Good question. I haven't experimented with batch-norm based networks yet. I suggest that you absord the batch-norm parameters into the convolution layers preceding each of them. This gives a batch-norm free network which can be visualized as it is. Setting batch-norm-reversed to identity will affect the scaling of gradients which may break things.

Best Wishes,
Aravindh

[GlowingHorse]

Thanks for your warm reply.

In fact I didn't accurately understand your means of

absorb the batch-norm parameters into the convolution layers preceding each of them

. Would you mind give some more specific implement method about it?
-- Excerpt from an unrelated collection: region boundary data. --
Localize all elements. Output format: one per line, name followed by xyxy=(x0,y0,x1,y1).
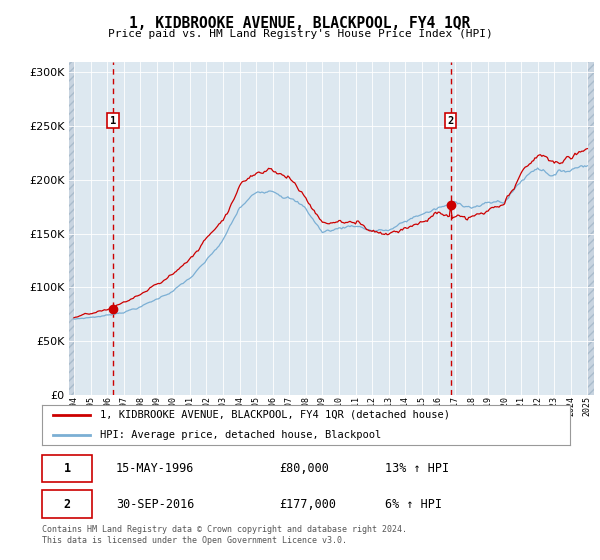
Text: 15-MAY-1996: 15-MAY-1996 xyxy=(116,461,194,475)
Text: 1, KIDBROOKE AVENUE, BLACKPOOL, FY4 1QR: 1, KIDBROOKE AVENUE, BLACKPOOL, FY4 1QR xyxy=(130,16,470,31)
Text: Contains HM Land Registry data © Crown copyright and database right 2024.
This d: Contains HM Land Registry data © Crown c… xyxy=(42,525,407,545)
Text: 2: 2 xyxy=(448,116,454,125)
Text: £80,000: £80,000 xyxy=(280,461,329,475)
Text: 30-SEP-2016: 30-SEP-2016 xyxy=(116,497,194,511)
Text: 1, KIDBROOKE AVENUE, BLACKPOOL, FY4 1QR (detached house): 1, KIDBROOKE AVENUE, BLACKPOOL, FY4 1QR … xyxy=(100,410,450,420)
Text: Price paid vs. HM Land Registry's House Price Index (HPI): Price paid vs. HM Land Registry's House … xyxy=(107,29,493,39)
FancyBboxPatch shape xyxy=(42,491,92,517)
Text: 1: 1 xyxy=(110,116,116,125)
FancyBboxPatch shape xyxy=(42,455,92,482)
Text: HPI: Average price, detached house, Blackpool: HPI: Average price, detached house, Blac… xyxy=(100,430,382,440)
Text: 13% ↑ HPI: 13% ↑ HPI xyxy=(385,461,449,475)
Text: £177,000: £177,000 xyxy=(280,497,337,511)
Text: 1: 1 xyxy=(64,461,71,475)
Text: 2: 2 xyxy=(64,497,71,511)
Text: 6% ↑ HPI: 6% ↑ HPI xyxy=(385,497,442,511)
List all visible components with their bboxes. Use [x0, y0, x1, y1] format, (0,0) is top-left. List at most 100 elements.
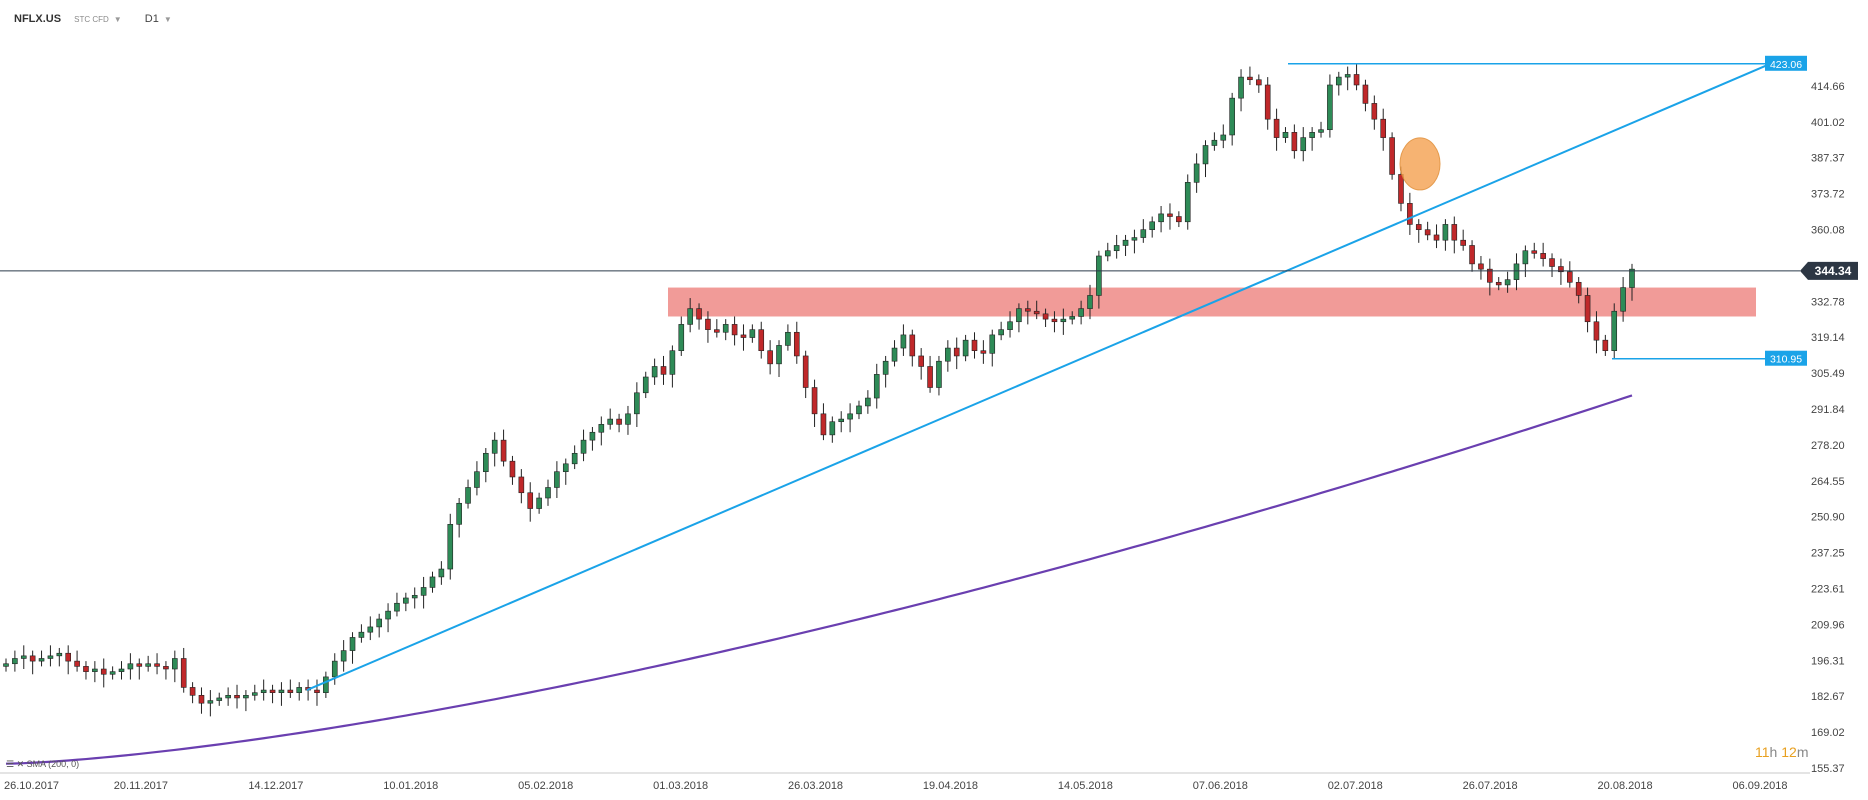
countdown-hours-unit: h — [1769, 744, 1778, 760]
candle-body — [109, 671, 116, 675]
candle-body — [127, 663, 134, 670]
candle-body — [1300, 137, 1307, 152]
resistance-value: 423.06 — [1770, 59, 1802, 71]
candle-body — [1282, 132, 1289, 138]
symbol-label[interactable]: NFLX.US — [14, 13, 62, 25]
candle-body — [403, 597, 409, 604]
candle-body — [953, 347, 960, 357]
candle-body — [562, 463, 569, 473]
candle-body — [1478, 263, 1484, 270]
candle-body — [1025, 308, 1031, 312]
candle-body — [100, 668, 107, 675]
candle-body — [989, 334, 996, 354]
candle-body — [163, 666, 169, 670]
candle-body — [1069, 316, 1076, 320]
menu-icon[interactable]: ☰ — [6, 759, 15, 769]
candle-body — [1335, 76, 1342, 86]
candle-body — [554, 471, 560, 488]
candle-body — [1567, 271, 1573, 283]
candle-body — [740, 334, 747, 338]
candle-body — [865, 397, 871, 407]
chevron-down-icon[interactable]: ▼ — [163, 15, 172, 24]
candle-body — [1007, 321, 1013, 330]
candle-body — [785, 331, 791, 346]
candle-body — [722, 324, 729, 333]
candle-body — [367, 626, 374, 633]
current-price-badge — [1800, 261, 1858, 280]
countdown-minutes: 12 — [1781, 744, 1797, 760]
candle-body — [1247, 76, 1253, 81]
candle-body — [47, 655, 54, 659]
candle-body — [38, 658, 45, 662]
candle-body — [287, 689, 294, 693]
candle-body — [56, 652, 63, 657]
candle-body — [971, 339, 978, 351]
candle-body — [1558, 266, 1564, 273]
x-tick-label: 01.03.2018 — [653, 780, 708, 792]
candle-body — [65, 652, 71, 662]
candle-body — [1176, 216, 1182, 223]
instrument-type-label: STC CFD — [74, 15, 109, 24]
candle-body — [1575, 281, 1582, 296]
candle-body — [1353, 74, 1360, 86]
candles — [3, 63, 1635, 717]
uptrend-line — [306, 63, 1771, 691]
candle-body — [1140, 229, 1147, 238]
y-tick-label: 182.67 — [1811, 691, 1845, 703]
y-tick-label: 250.90 — [1811, 512, 1845, 524]
candle-body — [616, 418, 622, 425]
candle-body — [820, 413, 827, 436]
candle-body — [1495, 281, 1502, 286]
candle-body — [1291, 132, 1298, 152]
x-tick-label: 20.11.2017 — [114, 780, 168, 792]
x-tick-label: 19.04.2018 — [923, 780, 978, 792]
candle-body — [1122, 239, 1129, 246]
candle-body — [1113, 245, 1120, 252]
y-tick-label: 264.55 — [1811, 476, 1845, 488]
candle-body — [1060, 318, 1067, 323]
y-tick-label: 237.25 — [1811, 548, 1845, 560]
candle-body — [1469, 245, 1475, 265]
y-tick-label: 223.61 — [1811, 583, 1845, 595]
candle-body — [438, 568, 445, 578]
candle-body — [278, 689, 285, 693]
candle-body — [331, 660, 338, 678]
candle-body — [429, 576, 436, 588]
candle-body — [1513, 263, 1520, 280]
timeframe-selector[interactable]: D1 — [144, 13, 159, 25]
candle-body — [1327, 84, 1333, 131]
y-tick-label: 209.96 — [1811, 619, 1845, 631]
candle-body — [856, 405, 862, 415]
candle-body — [625, 413, 631, 425]
close-icon[interactable]: ✕ — [16, 759, 25, 769]
candle-body — [180, 658, 187, 688]
sma-legend-label: SMA (200, 0) — [26, 759, 80, 769]
y-tick-label: 319.14 — [1811, 332, 1845, 344]
chevron-down-icon[interactable]: ▼ — [113, 15, 122, 24]
candle-body — [1149, 221, 1155, 230]
candle-body — [216, 697, 223, 701]
candle-body — [589, 431, 596, 441]
candle-body — [1504, 279, 1511, 286]
y-tick-label: 387.37 — [1811, 153, 1845, 165]
resistance-badge — [1765, 55, 1807, 71]
y-tick-label: 373.72 — [1811, 189, 1845, 201]
candle-body — [1096, 255, 1102, 296]
candle-body — [1442, 224, 1449, 241]
y-tick-label: 332.78 — [1811, 296, 1845, 308]
x-tick-label: 26.10.2017 — [4, 780, 59, 792]
candle-body — [1398, 174, 1404, 204]
candle-body — [527, 492, 534, 509]
indicator-legend[interactable]: ☰ ✕ SMA (200, 0) — [6, 759, 79, 770]
candle-body — [243, 695, 249, 699]
candle-body — [340, 650, 347, 662]
candle-body — [1202, 145, 1209, 165]
candle-body — [385, 610, 391, 620]
candle-body — [918, 355, 924, 367]
countdown-hours: 11 — [1755, 744, 1770, 760]
candle-body — [607, 418, 613, 425]
candle-body — [483, 452, 489, 473]
candle-countdown: 11h 12m — [1755, 744, 1808, 760]
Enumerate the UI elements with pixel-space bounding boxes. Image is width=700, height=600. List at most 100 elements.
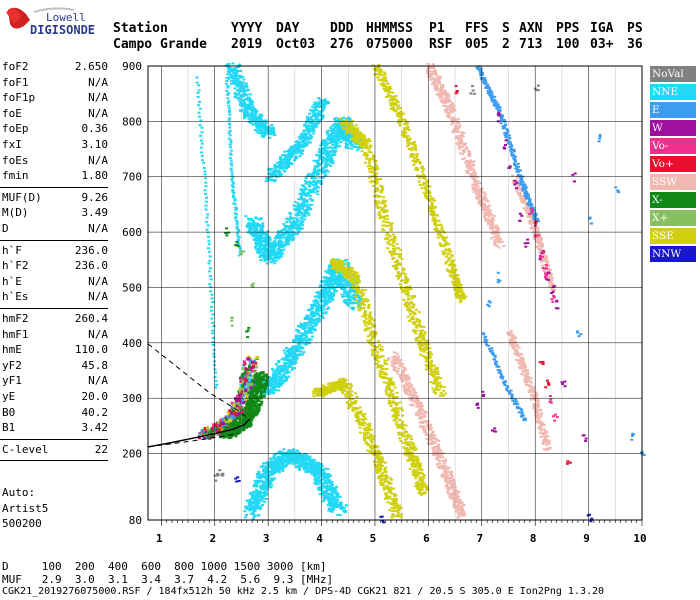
echo-point <box>253 114 257 117</box>
echo-point <box>317 162 321 165</box>
echo-point <box>240 75 244 78</box>
echo-point <box>294 349 298 352</box>
echo-point <box>331 295 335 298</box>
header-label: YYYY <box>231 21 263 36</box>
echo-point <box>312 464 316 466</box>
echo-point <box>327 473 331 476</box>
logo-line2: DIGISONDE <box>30 23 95 37</box>
echo-point <box>256 479 260 482</box>
echo-point <box>272 457 276 460</box>
echo-point <box>314 108 318 111</box>
echo-point <box>375 471 379 474</box>
echo-point <box>304 334 308 337</box>
echo-point <box>246 88 250 91</box>
echo-point <box>261 233 264 236</box>
echo-point <box>368 437 372 440</box>
param-name: hmF1 <box>2 327 29 341</box>
echo-point <box>288 359 292 362</box>
echo-point <box>286 461 290 464</box>
echo-point <box>325 484 329 487</box>
echo-point <box>257 500 260 503</box>
param-row: h`F2 236.0 <box>2 259 108 273</box>
echo-point <box>312 111 315 114</box>
echo-point <box>363 429 367 432</box>
echo-point <box>302 454 306 457</box>
echo-point <box>324 497 328 500</box>
echo-point <box>316 472 320 475</box>
param-row: yF2 45.8 <box>2 359 108 373</box>
echo-point <box>280 255 283 258</box>
param-row: foEs N/A <box>2 154 108 168</box>
echo-point <box>332 123 336 126</box>
echo-point <box>242 87 246 90</box>
echo-point <box>323 486 327 488</box>
echo-point <box>314 184 318 187</box>
echo-point <box>323 164 327 167</box>
param-value: 22 <box>94 442 108 456</box>
echo-point <box>287 218 291 221</box>
echo-point <box>327 488 331 491</box>
echo-point <box>233 82 237 85</box>
echo-point <box>309 308 313 311</box>
echo-point <box>292 458 296 461</box>
echo-point <box>263 482 267 485</box>
echo-point <box>338 126 342 129</box>
echo-point <box>262 495 266 497</box>
echo-point <box>259 255 263 258</box>
echo-point <box>286 225 290 228</box>
echo-point <box>247 505 251 508</box>
echo-point <box>383 468 387 471</box>
echo-point <box>319 299 323 302</box>
echo-point <box>343 288 347 291</box>
param-name: h`E <box>2 274 22 288</box>
echo-point <box>354 295 358 298</box>
echo-point <box>257 470 261 473</box>
echo-point <box>297 465 301 468</box>
echo-point <box>348 291 352 294</box>
echo-point <box>388 496 392 499</box>
header-value: 276 <box>330 37 354 52</box>
echo-point <box>358 406 362 409</box>
echo-point <box>354 288 358 291</box>
echo-point <box>319 481 323 484</box>
echo-point <box>267 177 271 180</box>
echo-point <box>289 221 293 224</box>
echo-point <box>330 508 334 511</box>
echo-point <box>348 405 352 408</box>
echo-point <box>369 444 373 447</box>
echo-point <box>307 181 311 184</box>
echo-point <box>280 358 284 361</box>
echo-point <box>304 456 308 459</box>
echo-point <box>306 203 310 206</box>
echo-point <box>324 152 328 155</box>
echo-point <box>378 481 382 484</box>
echo-point <box>281 165 285 168</box>
echo-point <box>253 111 257 113</box>
echo-point <box>264 498 268 500</box>
echo-point <box>313 303 317 305</box>
echo-point <box>321 115 325 118</box>
echo-point <box>391 509 394 512</box>
param-row: hmF2 260.4 <box>2 312 108 326</box>
echo-point <box>240 85 244 88</box>
echo-point <box>327 480 331 483</box>
echo-point <box>263 485 267 488</box>
echo-point <box>285 220 289 223</box>
echo-point <box>303 133 307 136</box>
echo-point <box>294 217 298 220</box>
echo-point <box>306 459 310 462</box>
echo-point <box>345 401 349 403</box>
echo-point <box>276 463 280 466</box>
param-value: 260.4 <box>74 312 108 325</box>
echo-point <box>309 116 313 119</box>
echo-point <box>314 473 318 476</box>
echo-point <box>346 303 350 306</box>
echo-point <box>294 157 297 160</box>
param-value: 9.26 <box>81 190 109 204</box>
echo-point <box>365 426 369 429</box>
echo-point <box>300 456 304 459</box>
echo-point <box>354 299 358 301</box>
echo-point <box>317 164 321 167</box>
param-value: N/A <box>88 91 108 105</box>
echo-point <box>316 462 320 465</box>
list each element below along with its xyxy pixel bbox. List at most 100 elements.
I just try three ways to compute gradients in the layer, but both of them are not good to generate good visualization results.

Say, dzdx[l] dzdx[l-1] x[l] x[l-1] as one BN layer's inputs and outputs.

First, I try to use original gradient computing method (Built-in function in most of framework)in BN layer.

Second, I change the backward computing method to use identity value
( a) set one feature map of x[l] into a new all zeros matrix dzdx[l],
b) at BN layer, just make dzdx[l-1] equal to dzdx[l].
c) continue the backward propagation.)
It also failed as you said.

Third, BN is x[l] = moments_1 * (x[l-1] - mean) / var + moments_2. Then I use the reverse version of it.
dzdx[l-1] = (dzdx[l] - moments_2) / moments_1 * var + mean. Also, failed.

[GlowingHorse]

Ps: Because the influences of Batch Norm, the visual results have many artifacts looks like regular ripple disturbance in method 1 2 as I mentioned.